There needs to exist some form of internal resource to be available for proper briefing, checking, direction, and approval of agency work as part of the management process. Not to mention the relationship building required for a successful partnership!
Of course a great agency needs to be empowered enough to take as much off your plate for you as possible, so by no means do we want to insinuate that agency management is an arduous task, but the best relationships come from work put in from both sides.
Bandwidth to manage your partners is one type of resource required for working with an agency. Let's not overlook having the actual funds available to pay them as the other resource required.
A basic requirement of a business contract entails the exchange of goods or services in exchange for payment. (Unless the agreement is pro-bono). The budget allocation needs to be clearly communicated upfront, including the agreed agency service fee, before any bills are raised or nasty surprises are encountered.
Whether the business is funded via profits from revenue generation, external investors like VCs, or a government grant - don't rush in to signing agreements until the money is in your account and you know you can keep your word. Payment for services provided is non-negotiable.
3. Do you have the tools or systems in place to empower an agency partner?
The overall operations of your business should run like a well-oiled machine. (We say "should" as of course we are very familiar with the realities of fast-paced, high-growth businesses!) But certain systems - be they operational guidance docs or tech programmes - are ideally in place so that when a new agency partner onboards, they seamlessly and nicely slot straight in.
Your new agency partner will require some level of onboarding or immersion at the very beginning - to understand who's who in the team, familiarise with ways of working, and of course to better understand the business (including the core value proposition, the mission/vision of the company, the brand, and what's worked/what hasn't before).

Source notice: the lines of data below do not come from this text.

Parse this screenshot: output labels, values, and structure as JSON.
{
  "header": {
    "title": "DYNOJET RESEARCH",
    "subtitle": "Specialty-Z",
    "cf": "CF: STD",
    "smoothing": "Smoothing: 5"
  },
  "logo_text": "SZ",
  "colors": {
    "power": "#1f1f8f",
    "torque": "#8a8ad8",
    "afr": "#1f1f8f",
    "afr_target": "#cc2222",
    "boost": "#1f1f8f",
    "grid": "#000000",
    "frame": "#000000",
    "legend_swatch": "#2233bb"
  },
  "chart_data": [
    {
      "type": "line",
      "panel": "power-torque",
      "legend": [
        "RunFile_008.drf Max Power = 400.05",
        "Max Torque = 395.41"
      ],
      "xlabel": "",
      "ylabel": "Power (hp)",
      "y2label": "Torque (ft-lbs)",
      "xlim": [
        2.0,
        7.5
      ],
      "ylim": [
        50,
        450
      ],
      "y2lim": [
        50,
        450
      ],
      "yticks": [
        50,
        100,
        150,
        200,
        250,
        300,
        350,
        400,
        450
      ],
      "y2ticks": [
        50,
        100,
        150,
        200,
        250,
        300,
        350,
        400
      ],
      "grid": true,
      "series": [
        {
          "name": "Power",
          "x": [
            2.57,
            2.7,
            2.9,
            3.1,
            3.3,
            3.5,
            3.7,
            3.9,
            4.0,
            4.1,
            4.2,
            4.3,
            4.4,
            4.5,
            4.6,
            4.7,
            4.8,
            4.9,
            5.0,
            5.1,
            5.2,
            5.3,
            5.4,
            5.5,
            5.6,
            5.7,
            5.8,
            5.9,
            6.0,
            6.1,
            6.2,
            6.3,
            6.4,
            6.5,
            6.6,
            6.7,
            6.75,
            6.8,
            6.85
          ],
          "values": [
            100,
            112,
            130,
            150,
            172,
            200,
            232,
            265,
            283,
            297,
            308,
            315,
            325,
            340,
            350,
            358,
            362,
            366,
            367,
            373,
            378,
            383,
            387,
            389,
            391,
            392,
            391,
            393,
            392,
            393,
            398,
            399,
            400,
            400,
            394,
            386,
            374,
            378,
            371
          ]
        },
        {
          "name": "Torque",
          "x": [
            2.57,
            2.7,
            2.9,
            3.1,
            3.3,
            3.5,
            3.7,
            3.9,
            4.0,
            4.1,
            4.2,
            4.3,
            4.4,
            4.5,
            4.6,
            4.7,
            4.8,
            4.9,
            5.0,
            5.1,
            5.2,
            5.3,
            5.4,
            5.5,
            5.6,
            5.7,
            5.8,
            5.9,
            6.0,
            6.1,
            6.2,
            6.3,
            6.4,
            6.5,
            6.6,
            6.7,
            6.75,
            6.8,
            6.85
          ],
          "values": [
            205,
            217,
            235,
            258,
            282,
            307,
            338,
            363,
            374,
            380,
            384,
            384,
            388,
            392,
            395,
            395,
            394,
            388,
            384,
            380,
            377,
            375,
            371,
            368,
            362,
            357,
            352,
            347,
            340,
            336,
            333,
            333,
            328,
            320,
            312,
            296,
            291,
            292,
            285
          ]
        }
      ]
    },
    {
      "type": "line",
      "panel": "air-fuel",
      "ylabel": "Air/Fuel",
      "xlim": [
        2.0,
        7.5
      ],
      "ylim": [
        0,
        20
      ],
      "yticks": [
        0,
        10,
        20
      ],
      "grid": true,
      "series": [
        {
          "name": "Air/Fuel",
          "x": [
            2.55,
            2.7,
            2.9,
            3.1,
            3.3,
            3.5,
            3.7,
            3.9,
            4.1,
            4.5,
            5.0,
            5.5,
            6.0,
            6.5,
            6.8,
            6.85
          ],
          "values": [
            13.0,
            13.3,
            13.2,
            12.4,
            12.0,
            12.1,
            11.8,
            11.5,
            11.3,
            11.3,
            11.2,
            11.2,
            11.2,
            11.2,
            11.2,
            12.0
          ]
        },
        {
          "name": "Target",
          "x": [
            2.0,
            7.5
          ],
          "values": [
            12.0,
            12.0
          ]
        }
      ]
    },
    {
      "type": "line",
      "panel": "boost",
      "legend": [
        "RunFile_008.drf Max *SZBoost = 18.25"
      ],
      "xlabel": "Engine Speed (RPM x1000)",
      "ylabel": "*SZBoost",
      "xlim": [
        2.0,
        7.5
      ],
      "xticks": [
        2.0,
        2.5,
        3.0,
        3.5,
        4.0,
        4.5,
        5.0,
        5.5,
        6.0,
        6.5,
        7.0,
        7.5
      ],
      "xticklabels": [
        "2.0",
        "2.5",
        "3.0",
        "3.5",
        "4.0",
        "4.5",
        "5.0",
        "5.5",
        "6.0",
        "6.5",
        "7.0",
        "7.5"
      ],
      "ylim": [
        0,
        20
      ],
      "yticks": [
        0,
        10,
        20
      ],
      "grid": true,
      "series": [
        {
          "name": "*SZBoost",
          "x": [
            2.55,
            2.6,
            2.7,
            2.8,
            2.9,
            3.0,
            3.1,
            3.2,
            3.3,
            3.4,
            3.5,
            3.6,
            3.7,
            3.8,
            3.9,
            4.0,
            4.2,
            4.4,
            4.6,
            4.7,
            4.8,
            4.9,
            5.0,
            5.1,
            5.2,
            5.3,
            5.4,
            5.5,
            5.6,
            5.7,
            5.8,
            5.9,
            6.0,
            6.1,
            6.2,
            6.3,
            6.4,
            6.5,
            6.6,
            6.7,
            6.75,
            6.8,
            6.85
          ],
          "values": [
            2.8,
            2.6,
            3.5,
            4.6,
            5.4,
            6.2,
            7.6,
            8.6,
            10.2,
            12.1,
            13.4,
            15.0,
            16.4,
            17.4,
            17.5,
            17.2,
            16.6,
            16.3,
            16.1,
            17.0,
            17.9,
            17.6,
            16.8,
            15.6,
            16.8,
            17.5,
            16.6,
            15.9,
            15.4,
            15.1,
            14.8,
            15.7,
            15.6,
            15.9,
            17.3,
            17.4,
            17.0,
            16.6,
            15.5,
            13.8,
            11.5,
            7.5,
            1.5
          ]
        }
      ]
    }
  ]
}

From then on, you and your agency partner should fall into a nice rhythm - provided clear briefing from the get-go, and certain tools or systems to help you both fully align, communicate effectively, build solid relationships, and ultimately deliver great work.
So before considering working with an agency, ask yourself: can your business provide all of the clarity, resource, and systems to successfully collaborate with an agency, and maximise the value of that relationship?
Bloom is an award-winning brand marketing agency for high-growth tech scale-ups. Our work has been featured in the likes of The Independent, Sifted, and Startups Magazine, with clients listed in the UK's Top 5 Startups of the country. Book a call or get in touch here to find out what makes Bloom the tech industry's favourite agency.
The key benefits of working with an agency:
An agency is full of skilled marketers, strategists, creatives... all with years' of varied experience. Within an agency, there are people with different marketing skills and depths of knowledge, depending on the specialism. Each person can bring something to the table, greatly enhancing your existing marketing.
With a retained agency, you have your pre-made team acting almost like your outsourced marketing department. Their buy-in to your business and vision, plus the availability is something you may not be able to guarantee with freelancers or otherwise.
One of the selling points of working with an agency is the creativity they bring to your tech scale-up. With a fresh perspective, they will have different ways of viewing the same challenge, bringing new ideas to the table. They are also immersed in their own creative industry, taking cues from other brands to help add further value to your organisation.
External marketing agencies are not influenced by biases or assumed knowledge so can get a clearer message across to your customers. They can offer a new perspective that your existing team may have not considered before.